La façon particulière dont la symétrie est rompue a des implications importantes pour la nature des états isolants et supraconducteurs dans ce système torsadé.

«Par exemple, il est bien connu que la supraconductivité est plus forte lorsque les électrons sont plus lourds. Notre expérience démontre cependant exactement le contraire: la supraconductivité apparaît dans ce système de graphène à angle magique après qu’une transition de phase a ravivé les électrons de Dirac légers. Comment cela se produit et ce qu’il nous apprend sur la nature de la supraconductivité dans ce système par rapport à d’autres formes plus conventionnelles de supraconductivité restent des questions ouvertes intéressantes », explique Zondiner.

Une cascade similaire de transitions de phase a été signalée dans un autre article publié dans le même La nature par le professeur Ali Yazdani et ses collègues université de Princeton. «L’équipe de Princeton a étudié MATBG en utilisant une technique expérimentale complètement différente, basée sur un microscope à effet tunnel à balayage très sensible, il est donc très rassurant de voir que des techniques complémentaires conduisent à des observations analogues», explique Ilani.

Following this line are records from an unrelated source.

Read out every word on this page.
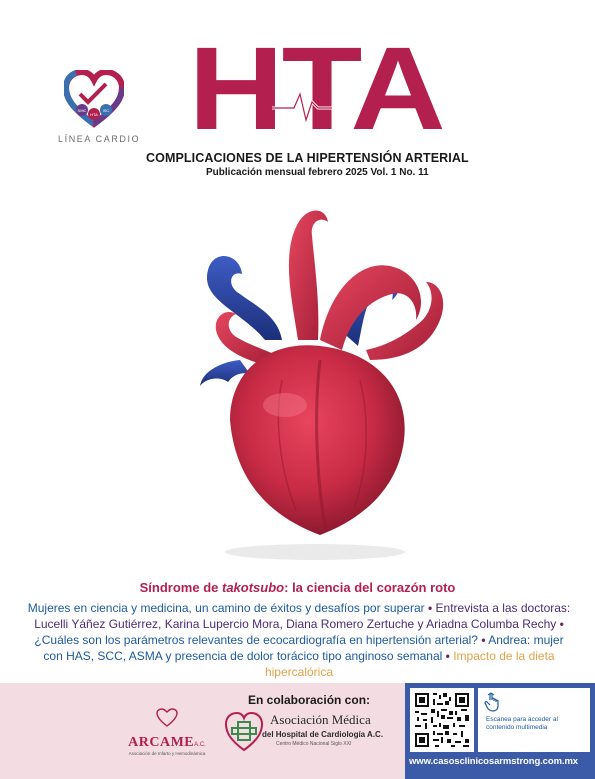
SMC
HTA
ISC
LÍNEA CARDIO HTA
COMPLICACIONES DE LA HIPERTENSIÓN ARTERIAL
Publicación mensual febrero 2025 Vol. 1 No. 11
Síndrome de takotsubo: la ciencia del corazón roto
Mujeres en ciencia y medicina, un camino de éxitos y desafíos por superar • Entrevista a las doctoras: Lucelli Yáñez Gutiérrez, Karina Lupercio Mora, Diana Romero Zertuche y Ariadna Columba Rechy • ¿Cuáles son los parámetros relevantes de ecocardiografía en hipertensión arterial? • Andrea: mujer con HAS, SCC, ASMA y presencia de dolor torácico tipo anginoso semanal • Impacto de la dieta hipercalórica
En colaboración con:
ARCAMEA.C.
Asociación de Infarto y Hemodinámica
Asociación Médica
del Hospital de Cardiología A.C.
Centro Médico Nacional Siglo XXI
Escanea para acceder al contenido multimedia
www.casosclinicosarmstrong.com.mx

Les chercheurs de Weizmann et du MIT disent qu’ils vont maintenant utiliser leur plate-forme à transistor unique à nanotube à balayage pour répondre à ces questions et à d’autres sur les électrons dans divers systèmes à couches torsadées: Quelle est la relation entre la compressibilité des électrons et leurs propriétés de transport apparentes? Quelle est la nature des états corrélés qui se forment dans ces systèmes à basse température? Et quelles sont les quasi-particules fondamentales qui composent ces états?

Référence: «Cascade de transitions de phases et de renaissances de Dirac dans le graphène à angle magique» par U. Zondiner, A. Rozen, D. Rodan-Legrain, Y. Cao, R. Queiroz, T. Taniguchi, K. Watanabe, Y. Oreg , F. von Oppen, Ady Stern, E. Berg, P. Jarillo-Herrero et S. Ilani, 11 juin 2020, La nature.
DOI: 10.1038 / s41586-020-2373-y

Les recherches du professeur Shahal Ilani sont soutenues par le programme de pont Sagol Weizmann-MIT; le Prix André Deloro pour la recherche scientifique; le Leona M. et Harry B. Helmsley Charitable Trust; et le Conseil européen de la recherche.